Der russische Angriffskrieg gegen die Ukraine hat Deutschland aufgerüttelt und dazu veranlasst, seine Verteidigungspolitik drastisch anzupassen. Nach jahrzehntelangem Stillstand füllt die Bundeswehr nun Lücken bei grundlegenden militärischen Fähigkeiten. Zudem setzt sich in der deutschen Politik zunehmend die Erkenntnis durch, dass eine stärkere Integration intelligenter Systeme, die organisatorische Ausrichtung an Hightech-Kriegsführung und die Verschmelzung von Cyber- und ­physischem ­Raum für die künftige Leistungsfähigkeit des deutschen Militärs von entscheidender Bedeutung sind.
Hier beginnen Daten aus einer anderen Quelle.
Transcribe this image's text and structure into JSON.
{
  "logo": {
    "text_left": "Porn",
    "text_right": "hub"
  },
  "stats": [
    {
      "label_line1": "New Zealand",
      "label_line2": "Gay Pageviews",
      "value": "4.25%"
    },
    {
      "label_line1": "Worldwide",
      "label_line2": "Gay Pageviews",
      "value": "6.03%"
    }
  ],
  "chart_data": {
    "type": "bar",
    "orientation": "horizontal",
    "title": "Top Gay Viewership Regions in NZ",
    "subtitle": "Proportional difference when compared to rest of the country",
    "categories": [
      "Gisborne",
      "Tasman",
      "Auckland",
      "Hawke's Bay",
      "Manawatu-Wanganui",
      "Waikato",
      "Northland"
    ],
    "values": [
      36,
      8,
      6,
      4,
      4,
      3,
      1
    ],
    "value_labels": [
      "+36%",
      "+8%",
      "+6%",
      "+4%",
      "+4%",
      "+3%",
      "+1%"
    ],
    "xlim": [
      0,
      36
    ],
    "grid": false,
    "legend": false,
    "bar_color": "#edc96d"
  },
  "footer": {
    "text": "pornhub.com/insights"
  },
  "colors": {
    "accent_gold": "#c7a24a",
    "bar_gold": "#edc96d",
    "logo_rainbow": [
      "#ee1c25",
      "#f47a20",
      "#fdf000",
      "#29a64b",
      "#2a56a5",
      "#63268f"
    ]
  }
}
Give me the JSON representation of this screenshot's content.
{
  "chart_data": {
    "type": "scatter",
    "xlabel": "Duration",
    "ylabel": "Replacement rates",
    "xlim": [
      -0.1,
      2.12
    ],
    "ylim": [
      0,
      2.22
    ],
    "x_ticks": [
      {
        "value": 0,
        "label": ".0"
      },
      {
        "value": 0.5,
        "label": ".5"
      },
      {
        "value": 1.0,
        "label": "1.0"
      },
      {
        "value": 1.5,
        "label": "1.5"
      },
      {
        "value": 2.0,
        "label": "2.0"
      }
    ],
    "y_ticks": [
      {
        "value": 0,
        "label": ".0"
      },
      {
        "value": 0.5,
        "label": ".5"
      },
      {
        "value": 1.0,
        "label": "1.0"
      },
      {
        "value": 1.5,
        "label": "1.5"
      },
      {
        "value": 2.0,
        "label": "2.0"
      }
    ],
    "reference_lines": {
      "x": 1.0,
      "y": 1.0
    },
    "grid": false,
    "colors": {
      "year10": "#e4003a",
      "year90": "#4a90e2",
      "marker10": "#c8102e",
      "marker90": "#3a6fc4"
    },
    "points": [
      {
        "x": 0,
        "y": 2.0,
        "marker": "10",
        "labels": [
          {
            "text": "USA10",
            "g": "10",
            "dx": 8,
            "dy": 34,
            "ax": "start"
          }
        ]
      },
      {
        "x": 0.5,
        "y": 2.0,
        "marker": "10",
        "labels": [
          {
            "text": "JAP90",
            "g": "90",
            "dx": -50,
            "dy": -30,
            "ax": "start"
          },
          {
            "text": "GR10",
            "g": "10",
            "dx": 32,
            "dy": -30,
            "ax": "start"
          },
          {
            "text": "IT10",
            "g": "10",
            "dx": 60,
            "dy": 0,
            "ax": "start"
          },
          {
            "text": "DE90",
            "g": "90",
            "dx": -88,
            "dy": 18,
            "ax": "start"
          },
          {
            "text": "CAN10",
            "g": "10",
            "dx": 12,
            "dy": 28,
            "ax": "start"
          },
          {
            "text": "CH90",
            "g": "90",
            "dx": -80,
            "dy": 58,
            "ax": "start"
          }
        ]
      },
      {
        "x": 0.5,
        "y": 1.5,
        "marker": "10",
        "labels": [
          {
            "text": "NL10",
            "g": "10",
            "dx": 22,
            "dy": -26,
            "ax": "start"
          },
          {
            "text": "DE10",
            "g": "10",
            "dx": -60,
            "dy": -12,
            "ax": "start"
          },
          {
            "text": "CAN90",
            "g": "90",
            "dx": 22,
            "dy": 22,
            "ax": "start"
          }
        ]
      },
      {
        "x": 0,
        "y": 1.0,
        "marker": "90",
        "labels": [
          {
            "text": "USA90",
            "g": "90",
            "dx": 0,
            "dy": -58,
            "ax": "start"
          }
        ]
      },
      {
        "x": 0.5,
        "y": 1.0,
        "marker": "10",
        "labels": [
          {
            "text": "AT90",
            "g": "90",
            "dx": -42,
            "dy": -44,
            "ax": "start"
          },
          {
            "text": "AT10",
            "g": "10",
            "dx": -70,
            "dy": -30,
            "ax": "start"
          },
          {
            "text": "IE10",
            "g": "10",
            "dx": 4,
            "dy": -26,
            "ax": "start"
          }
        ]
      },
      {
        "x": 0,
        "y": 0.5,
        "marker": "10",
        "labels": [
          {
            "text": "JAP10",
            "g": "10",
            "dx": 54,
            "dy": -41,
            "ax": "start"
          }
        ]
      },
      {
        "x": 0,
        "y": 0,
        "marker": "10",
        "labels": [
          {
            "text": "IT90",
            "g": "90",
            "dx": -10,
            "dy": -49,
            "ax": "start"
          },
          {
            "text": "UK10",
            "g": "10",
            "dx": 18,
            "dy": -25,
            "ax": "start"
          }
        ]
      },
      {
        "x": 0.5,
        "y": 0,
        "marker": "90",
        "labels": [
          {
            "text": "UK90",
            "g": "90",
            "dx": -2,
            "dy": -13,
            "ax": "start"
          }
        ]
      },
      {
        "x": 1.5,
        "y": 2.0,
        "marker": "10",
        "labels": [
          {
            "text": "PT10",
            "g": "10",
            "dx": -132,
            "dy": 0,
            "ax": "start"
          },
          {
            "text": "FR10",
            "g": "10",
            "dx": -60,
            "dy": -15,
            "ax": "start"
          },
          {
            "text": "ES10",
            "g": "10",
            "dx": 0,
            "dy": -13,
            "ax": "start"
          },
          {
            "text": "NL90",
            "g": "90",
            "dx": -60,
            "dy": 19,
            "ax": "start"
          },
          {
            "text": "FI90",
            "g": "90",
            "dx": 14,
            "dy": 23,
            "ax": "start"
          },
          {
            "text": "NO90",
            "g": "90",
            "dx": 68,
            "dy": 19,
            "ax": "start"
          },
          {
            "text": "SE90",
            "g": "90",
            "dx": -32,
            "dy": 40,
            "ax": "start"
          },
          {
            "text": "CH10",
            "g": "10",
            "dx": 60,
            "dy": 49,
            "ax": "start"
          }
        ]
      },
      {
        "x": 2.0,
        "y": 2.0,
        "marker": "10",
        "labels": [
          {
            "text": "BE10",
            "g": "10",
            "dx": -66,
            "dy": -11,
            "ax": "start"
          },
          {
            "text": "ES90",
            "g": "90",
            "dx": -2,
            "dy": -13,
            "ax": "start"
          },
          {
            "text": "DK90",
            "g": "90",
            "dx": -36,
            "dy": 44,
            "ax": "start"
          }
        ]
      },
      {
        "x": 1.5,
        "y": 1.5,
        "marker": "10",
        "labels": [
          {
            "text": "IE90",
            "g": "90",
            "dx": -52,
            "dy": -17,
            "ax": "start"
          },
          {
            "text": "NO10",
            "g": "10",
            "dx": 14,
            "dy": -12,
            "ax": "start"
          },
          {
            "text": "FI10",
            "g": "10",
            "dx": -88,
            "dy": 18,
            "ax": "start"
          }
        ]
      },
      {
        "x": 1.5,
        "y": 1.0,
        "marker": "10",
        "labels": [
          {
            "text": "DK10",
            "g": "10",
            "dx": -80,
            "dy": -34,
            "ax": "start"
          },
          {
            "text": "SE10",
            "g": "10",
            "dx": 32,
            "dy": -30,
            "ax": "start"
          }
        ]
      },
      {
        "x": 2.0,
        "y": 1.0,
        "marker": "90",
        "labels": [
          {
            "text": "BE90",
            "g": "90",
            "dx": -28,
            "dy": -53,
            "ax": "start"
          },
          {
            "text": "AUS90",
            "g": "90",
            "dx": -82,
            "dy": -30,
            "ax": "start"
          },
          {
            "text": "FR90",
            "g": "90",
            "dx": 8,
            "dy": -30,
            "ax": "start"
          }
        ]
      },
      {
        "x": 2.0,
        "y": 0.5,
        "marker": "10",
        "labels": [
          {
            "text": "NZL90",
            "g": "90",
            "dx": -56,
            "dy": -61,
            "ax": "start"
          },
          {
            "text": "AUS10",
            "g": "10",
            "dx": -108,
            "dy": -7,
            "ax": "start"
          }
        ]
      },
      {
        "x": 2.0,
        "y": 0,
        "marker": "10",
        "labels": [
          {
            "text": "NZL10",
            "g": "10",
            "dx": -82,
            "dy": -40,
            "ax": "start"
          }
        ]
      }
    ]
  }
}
Dennoch verharrt der deutsche politische Diskurs noch in einem konzeptionellen, institutionellen und ethischen Silodenken, das wenig Innovation zulässt und zu Entkopplungen zwischen dem Verteidigungs- und Technologiesektor ebenso wie zu Diskrepanzen zwischen Deutschland und seinen Verbündeten führt. Für die Modernisierung der deutschen Streitkräfte ist es von zentraler Bedeutung, dass ethische Bedenken mit (zukünftigen) Einsatzrealitäten abgeglichen werden und politische Entscheidungen der engen Verknüpfung zwischen Entwicklung und Nutzung militärischer und ziviler Technologien Rechnung tragen.

Status quo

Aufkommende und disruptive Technologien (Emerging and Disruptive Technologies, EDTs) wie künstliche Intelligenz, 5G/6G-Mobilfunktechnologie, Low Earth Orbit (LEO) Satelliten-Konnektivität sowie Quantencomputing und -kommunikation werden das Umfeld für Bundeswehr-Operationen nachhaltig verändern. Die Bundeswehr sieht die stärkere Integration von maschineller Intelligenz in militärische Operationen, insbesondere durch den massenhaften Einsatz unbemannter Systeme, als eine der zentralen Herausforderungen in diesem Jahrzehnt an. Hochautomatisierte unbemannte Luftfahrtsysteme (Unmanned Aerial System, UAS) spielten in den jüngsten Konflikten wie dem Krieg um Bergkarabach eine wichtige Rolle. Auch im Bereich der strategischen Planung und Vorausschau werden EDTs unverzichtbar, wo etwa KI-Algorithmen Erkenntnisse aus den von immer mehr Sensoren erzeugten Datenmengen gewinnen. Das Weltraumkommando der Bundeswehr setzt zum Beispiel bereits zwei Machine-Learning-Anwendungen bei der Erstellung von Lagebildern ein.

 

In diesem sich wandelnden Umfeld hängt die Fähigkeit der Bundeswehr, die Möglichkeiten von EDTs bei künftigen Einsätzen auszuschöp­fen, ­entscheidend von der engen Kooperation mit Verbündeten Deutschlands in der EU und der NATO ab, und damit auch von der fortlaufenden Investition von politischem Kapital in gemeinsame Initiativen. Deutschlands derzeitige Bemühungen, EDTs zu nutzen, sind eng verbunden mit gemeinsamen europäischen Verteidigungsprojekten für zukünftige Kampfsysteme, darunter das Future Combat Air System (FCAS) mit Frankreich und Spanien und das Main Ground Combat System (MGCS) mit Frankreich. Beide Systeme werden voraussichtlich erst in den 2040er Jahren einsatzbereit sein, der Bundeswehr aber erweiterte Funktionen zur Verfügung stellen, zum Beispiel die tiefgreifende Integration in eine gemeinsame Combat Cloud und intelligente Mensch-Maschine-Kooperation.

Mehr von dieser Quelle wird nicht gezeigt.